24 As suggested in section 1, it is not obvious that the way in which we think or talk about reality (or about a specific subject matter) should mirror the hierarchical relations that hold in reality itself. If so, metaphysical priority, in and of itself, does not guarantee representational priority (see note 2). And, since I have characterized theoretical priority as a species of representational priority, the theoretical priority of propositional justification over doxastic justification would not follow merely from establishing that propositional justification has metaphysical priority. While a discussion of metaphysical priority goes beyond the scope of this paper, it is worthwhile noting that the view recently explored in Vahid [Citation2016]—according to which propositional justification is a dispositional property and doxastic justification is its manifestation—may be seen as ascribing metaphysical priority to propositional justification (to the extent that the relation between a disposition and the occurrence of the relevant manifestation is characterized as distinctively metaphysical in nature). See Ichikawa and Jenkins [forthcoming: secs 34] for some discussion of the relationship between the two main families of priority.

25 This is very similar to what an advocate of the conceptual priority of doxastic justification says propositional justification is. Compare Bergmann's and Turri's suggestion, mentioned in section 2.

26 One might wonder what it is for a belief-forming process to be available to the subject. Goldman himself admits that the issue is somewhat vague, but there seem to be some good examples. Suppose that, whilst having a conversation with someone, you are distractedly watching a dog playing with a ball in the park. As it happens, you do not form any belief about the dog, but, since you are looking at it, there is a clear sense in which you have propositional justification to believe that there is a dog playing in the park: the proposition ‘there is a dog playing in the park’ is within reach of a reliable belief-forming process of yours (which involves vision).
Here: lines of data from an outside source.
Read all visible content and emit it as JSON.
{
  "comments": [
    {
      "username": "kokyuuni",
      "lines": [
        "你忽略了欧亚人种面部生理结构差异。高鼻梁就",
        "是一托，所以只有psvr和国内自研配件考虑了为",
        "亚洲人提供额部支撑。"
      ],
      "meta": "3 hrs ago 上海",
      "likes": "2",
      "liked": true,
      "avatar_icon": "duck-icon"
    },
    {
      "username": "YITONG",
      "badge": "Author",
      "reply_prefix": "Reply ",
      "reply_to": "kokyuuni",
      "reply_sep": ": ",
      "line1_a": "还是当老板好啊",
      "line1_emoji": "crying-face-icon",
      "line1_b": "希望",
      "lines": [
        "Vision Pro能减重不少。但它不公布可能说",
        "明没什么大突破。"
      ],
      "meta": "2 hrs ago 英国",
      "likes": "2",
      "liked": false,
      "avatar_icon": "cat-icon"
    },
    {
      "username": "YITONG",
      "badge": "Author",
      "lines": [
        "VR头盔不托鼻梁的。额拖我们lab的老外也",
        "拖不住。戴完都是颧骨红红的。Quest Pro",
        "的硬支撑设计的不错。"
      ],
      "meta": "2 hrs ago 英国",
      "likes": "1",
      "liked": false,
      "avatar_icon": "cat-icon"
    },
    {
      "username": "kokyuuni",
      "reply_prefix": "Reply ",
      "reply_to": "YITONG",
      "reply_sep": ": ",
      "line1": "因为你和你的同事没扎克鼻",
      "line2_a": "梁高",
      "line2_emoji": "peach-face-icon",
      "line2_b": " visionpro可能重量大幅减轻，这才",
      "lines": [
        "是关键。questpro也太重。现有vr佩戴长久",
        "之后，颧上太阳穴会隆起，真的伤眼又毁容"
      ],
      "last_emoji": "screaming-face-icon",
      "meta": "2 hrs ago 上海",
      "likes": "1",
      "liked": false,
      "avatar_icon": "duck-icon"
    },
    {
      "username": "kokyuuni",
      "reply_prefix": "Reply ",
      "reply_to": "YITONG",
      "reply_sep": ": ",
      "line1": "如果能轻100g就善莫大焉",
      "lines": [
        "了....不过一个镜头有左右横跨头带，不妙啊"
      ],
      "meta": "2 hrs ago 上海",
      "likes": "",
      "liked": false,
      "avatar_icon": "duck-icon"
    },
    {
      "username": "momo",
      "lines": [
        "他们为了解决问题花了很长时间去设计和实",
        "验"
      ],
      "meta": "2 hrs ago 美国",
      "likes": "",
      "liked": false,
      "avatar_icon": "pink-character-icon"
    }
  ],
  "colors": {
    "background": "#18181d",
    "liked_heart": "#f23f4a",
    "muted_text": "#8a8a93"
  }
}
27 Indeed, Goldman himself [Citation2008: 64] draws the distinction between propositional and doxastic justification in these terms.

28 Such as, for example, that propositional justification needs to be understood as an abstract relation between propositions.

29 See Turri [Citation2010] and the references offered in note 11 for very similar characterizations of propositional justification. See also Becker [sec. 2.a] for the attribution to Goldman of the propositional/doxastic distinction.

30 I would like to thank Carrie I. Jenkins, Crispin Wright, Jonathan J. Ichikawa, and Jim Pryor for discussion. The article has also benefitted from the feedback provided by anonymous referees and by audiences at the Autonomous University of Madrid, the University of Aberdeen, and the University of Manchester.